(IntegrityTimes.com) – Former Mexican drug lord Joaquin “El Chapo” Guzman recently sent a complaint in the Eastern District of New York, telling District Court Judge Brian M. Cogan that he was not allowed to have phone calls or visits in prison. His letter said that the maximum security prison stopped allowing him to have phone calls with his daughters for the last seven months. He wrote that prison staffers told him that “the FBI agent who monitors the calls does not answer,” adding that no other details were provided to him. He asked the judge to give authorization for his wife to bring his daughters to visit him, as they could only come during their breaks from school in Mexico.
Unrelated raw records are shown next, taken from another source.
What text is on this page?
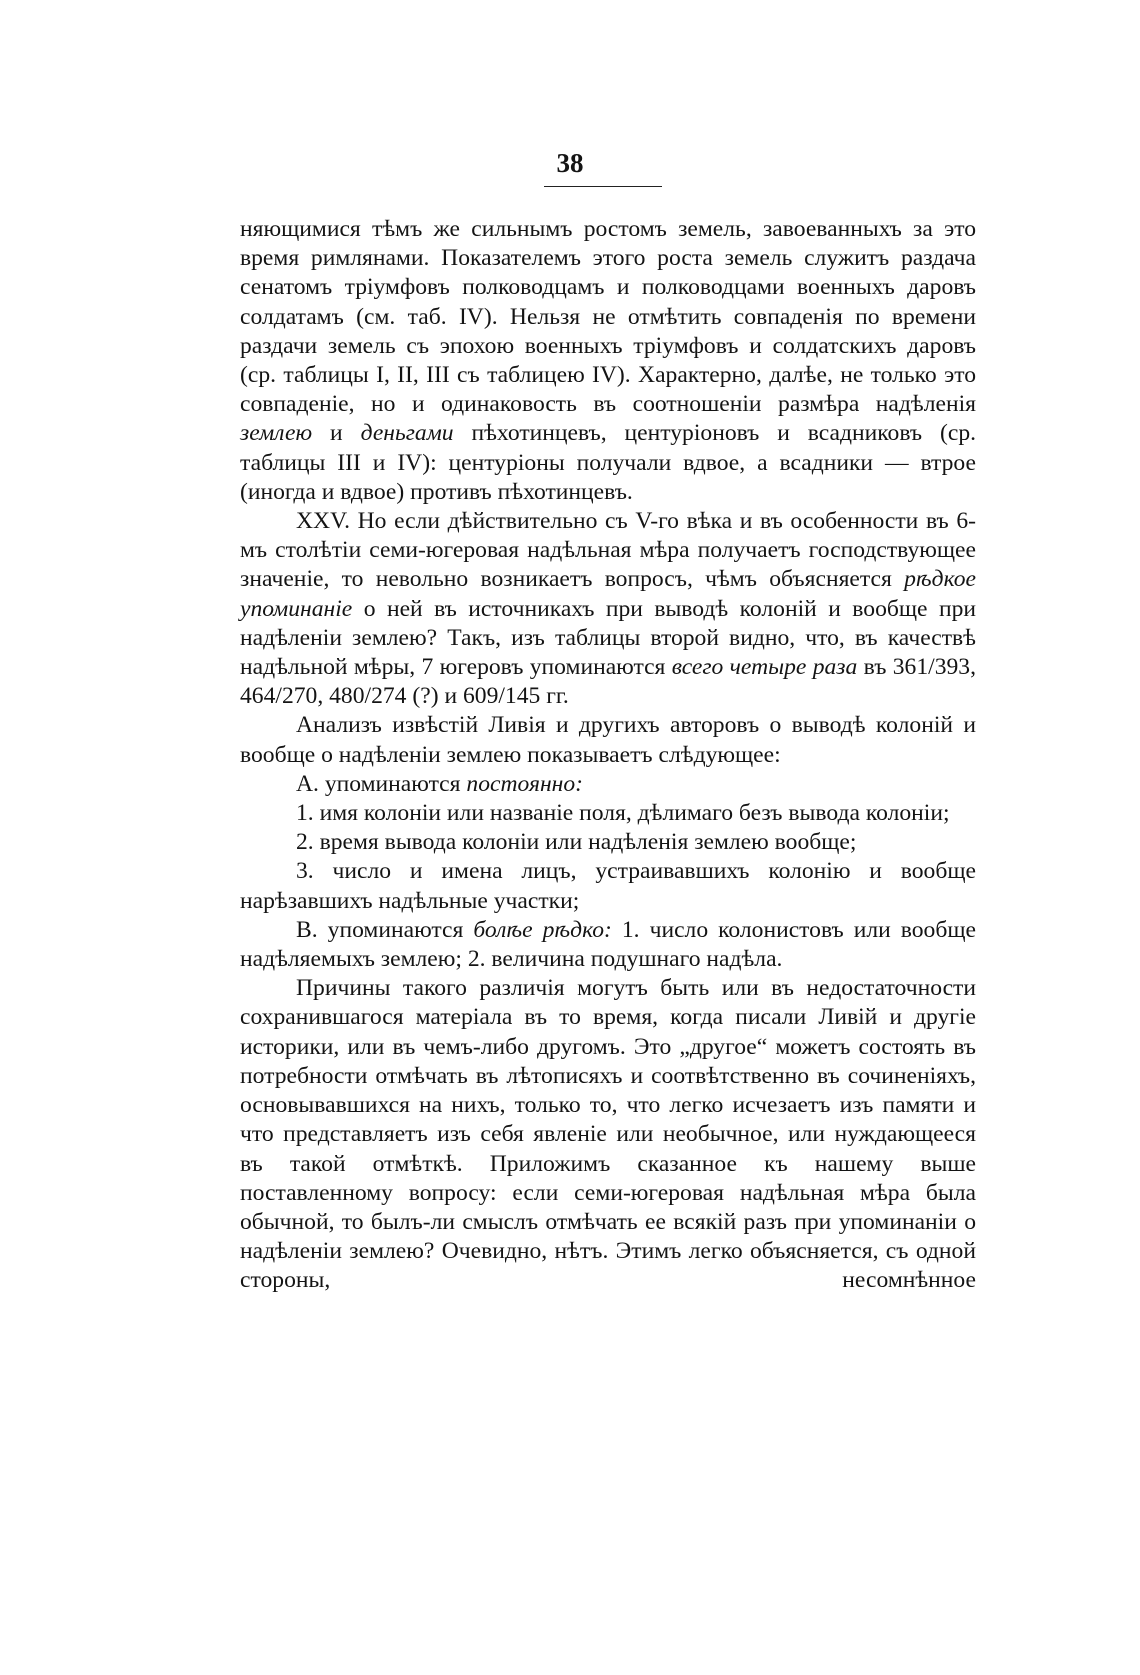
38

няющимися тѣмъ же сильнымъ ростомъ земель, завоеванныхъ за это время римлянами. Показателемъ этого роста земель служитъ раздача сенатомъ тріумфовъ полководцамъ и полководцами военныхъ даровъ солдатамъ (см. таб. IV). Нельзя не отмѣтить совпаденія по времени раздачи земель съ эпохою военныхъ тріумфовъ и солдатскихъ даровъ (ср. таблицы I, II, III съ таблицею IV). Характерно, далѣе, не только это совпаденіе, но и одинаковость въ соотношеніи размѣра надѣленія землею и деньгами пѣхотинцевъ, центуріоновъ и всадниковъ (ср. таблицы III и IV): центуріоны получали вдвое, а всадники — втрое (иногда и вдвое) противъ пѣхотинцевъ.

XXV. Но если дѣйствительно съ V-го вѣка и въ особенности въ 6-мъ столѣтіи семи-югеровая надѣльная мѣра получаетъ господствующее значеніе, то невольно возникаетъ вопросъ, чѣмъ объясняется рѣдкое упоминаніе о ней въ источникахъ при выводѣ колоній и вообще при надѣленіи землею? Такъ, изъ таблицы второй видно, что, въ качествѣ надѣльной мѣры, 7 югеровъ упоминаются всего четыре раза въ 361/393, 464/270, 480/274 (?) и 609/145 гг.

Анализъ извѣстій Ливія и другихъ авторовъ о выводѣ колоній и вообще о надѣленіи землею показываетъ слѣдующее:

A. упоминаются постоянно:

1. имя колоніи или названіе поля, дѣлимаго безъ вывода колоніи;

2. время вывода колоніи или надѣленія землею вообще;

3. число и имена лицъ, устраивавшихъ колонію и вообще нарѣзавшихъ надѣльные участки;

B. упоминаются болѣе рѣдко: 1. число колонистовъ или вообще надѣляемыхъ землею; 2. величина подушнаго надѣла.

Причины такого различія могутъ быть или въ недостаточности сохранившагося матеріала въ то время, когда писали Ливій и другіе историки, или въ чемъ-либо другомъ. Это „другое“ можетъ состоять въ потребности отмѣчать въ лѣтописяхъ и соотвѣтственно въ сочиненіяхъ, основывавшихся на нихъ, только то, что легко исчезаетъ изъ памяти и что представляетъ изъ себя явленіе или необычное, или нуждающееся въ такой отмѣткѣ. Приложимъ сказанное къ нашему выше поставленному вопросу: если семи-югеровая надѣльная мѣра была обычной, то былъ-ли смыслъ отмѣчать ее всякій разъ при упоминаніи о надѣленіи землею? Очевидно, нѣтъ. Этимъ легко объясняется, съ одной стороны, несомнѣнное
He claimed that his denial of outside communication was “unprecedented discrimination,” writing that it was a form of punishment. Judge Cogan denied Guzman’s request because the U.S. Bureau of Prisons was in charge of his arrangements post-conviction. In 2019, Guzman was sentenced to life in prison for operating an industrial-scale drug smuggling operation. He led the Sinaloa cartel, which is still in operation today. During the 25 years he was in charge, the cartel conducted a large number of drug smuggling operations and killed many people in the United States. The cartel mostly smuggled cocaine, but other drugs were also included in its operations.
Guzman escaped from prison multiple times in Mexico before he was sentenced to life in prison in the United States. He will live out his days in the Administrative Maximum U.S. Penitentiary in Florence, Colorado. After his first escape from prison, he managed to evade authorities for 10 years before being recaptured. He escaped again in 2015 through a tunnel dug in the shower of his prison cell. Last August, Guzman wrote a letter to Cogan with the same request. His wife was also once imprisoned for her role in the smuggling enterprise.